Since GBM is hyper-vascular in nature, different drugs e.g. vatalanib, cediranib, sunitinib, etc. have been used against VEGF-VEGFR pathway to control abnormal angiogenesis in clinical trials [28-33]. Due to lower genetic instability in endothelial cells compared to tumor cells, it was anticipated that targeting VEGF-VEGFR pathways primarily in endothelial cells would decrease the tumor vasculature without imposing drug resistance. Regrettably, benefits of antiangiogenic treatments (AATs) are at best transitory, and this period of clinical benefit is followed by restoration of tumor growth [34].

In preclinical studies, VEGFR2 blockade in GBM through vatalanib, a receptor tyrosine kinase inhibitor, significantly increased tumor size as shown by DCE-MRI [35]. Vatalanib treatment induced hypoxia and was associated with the increased expression of VEGF, SDF-1, HIF-1alpha, VEGFR2, VEGFR3 and EGFR at the peripheral part of the tumors compared to that of central part of the treated rat glioma [36]. Activation of alternative pathways of angiogenesis, vasculogenesis and involvement of stem cells were observed following AATs in GBM [33,37,38], which are tightly regulated through bFGF, angiopoietin1/2, GCSF, and SDF1α [35]. It is possible that hypoxia accompanying AAT induces VM channel formation to enhance the tumor growth [39]. However, study involving Flk-1 gene knockdown or VEGFR2 kinase inhibitor SU1498 abrogated VEGFR2 activity and impaired vascular function by suppressed intracellular signaling cascades, including FAK and MAPK ERK1/2. Surprisingly, blockade of VEGF activity by the neutralizing antibody Bevacizumab (Avastin) failed to recapitulate the impact of SU1498, suggesting that VEGFR2 -mediated VM is independent of VEGF [11]. By considering the demand of AATs including avastin and vatalanib in GBM and other cancers clinical trials, VM phenomenon is required to investigate in depth.

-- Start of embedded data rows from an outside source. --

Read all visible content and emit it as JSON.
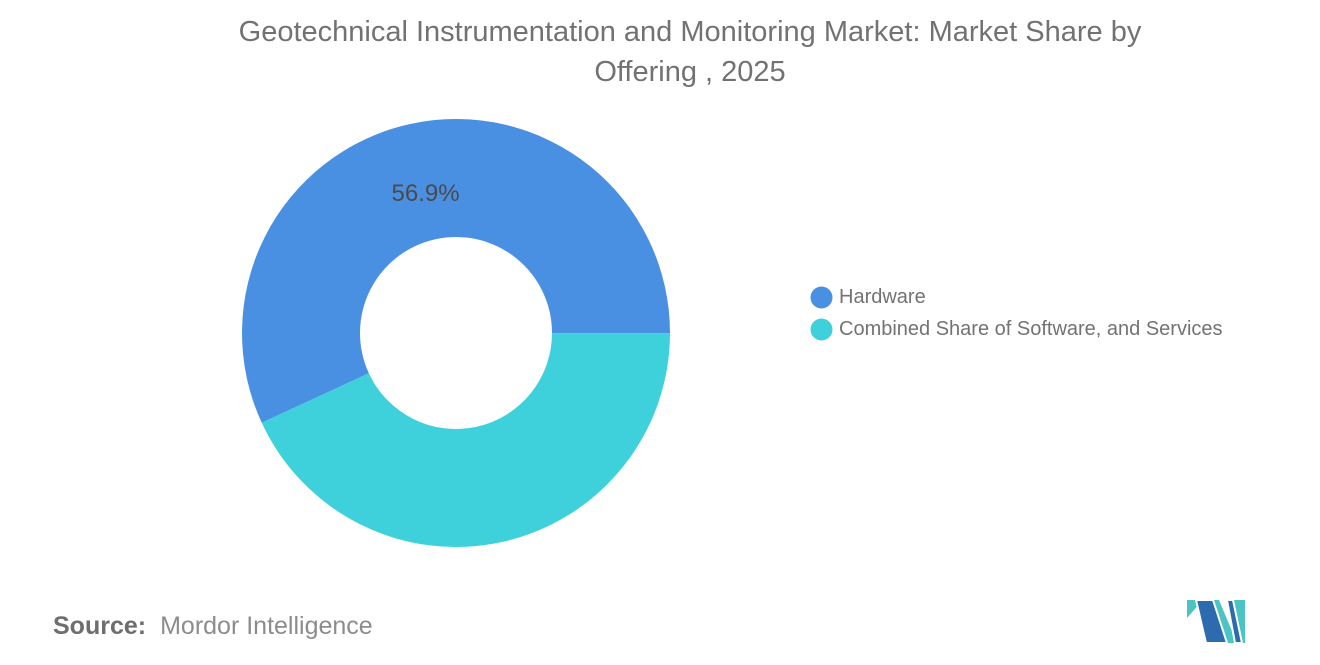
{
  "title": {
    "line1": "Geotechnical Instrumentation and Monitoring Market: Market Share by",
    "line2": "Offering , 2025"
  },
  "chart_data": {
    "type": "pie",
    "donut": true,
    "title": "Geotechnical Instrumentation and Monitoring Market: Market Share by Offering , 2025",
    "series": [
      {
        "name": "Hardware",
        "value": 56.9,
        "color": "#4A90E2",
        "label": "56.9%"
      },
      {
        "name": "Combined Share of Software, and Services",
        "value": 43.1,
        "color": "#3ED1DC",
        "label": ""
      }
    ],
    "start_angle_deg": 155.2,
    "inner_radius_ratio": 0.45,
    "legend_position": "right",
    "data_label_color": "#4a4a4a",
    "background": "#ffffff"
  },
  "legend": {
    "items": [
      {
        "label": "Hardware",
        "color": "#4A90E2"
      },
      {
        "label": "Combined Share of Software, and Services",
        "color": "#3ED1DC"
      }
    ]
  },
  "source": {
    "prefix": "Source:",
    "text": "Mordor Intelligence"
  },
  "logo": {
    "name": "mordor-intelligence-logo",
    "teal": "#4CC4C4",
    "blue": "#2C6BAE"
  }
}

Chemo-therapeutic options are limited in glioma. AATs (e.g. vatalanib) showed transient effect on glioma growth and resulted into aggressive phenotypes such as increased invasion and neovascularization. VM facilitates molecular and phenotypic reprograming of tumor cells into endothelial-like cells in GBM and other hyper-vascular tumors. AATs such as avastin treatment has been failed to control VM, which could be the reason of therapeutic resistance in some cancers GBM. Therefore, novel agents are required to target neovascularization (VM) in GBM tumors.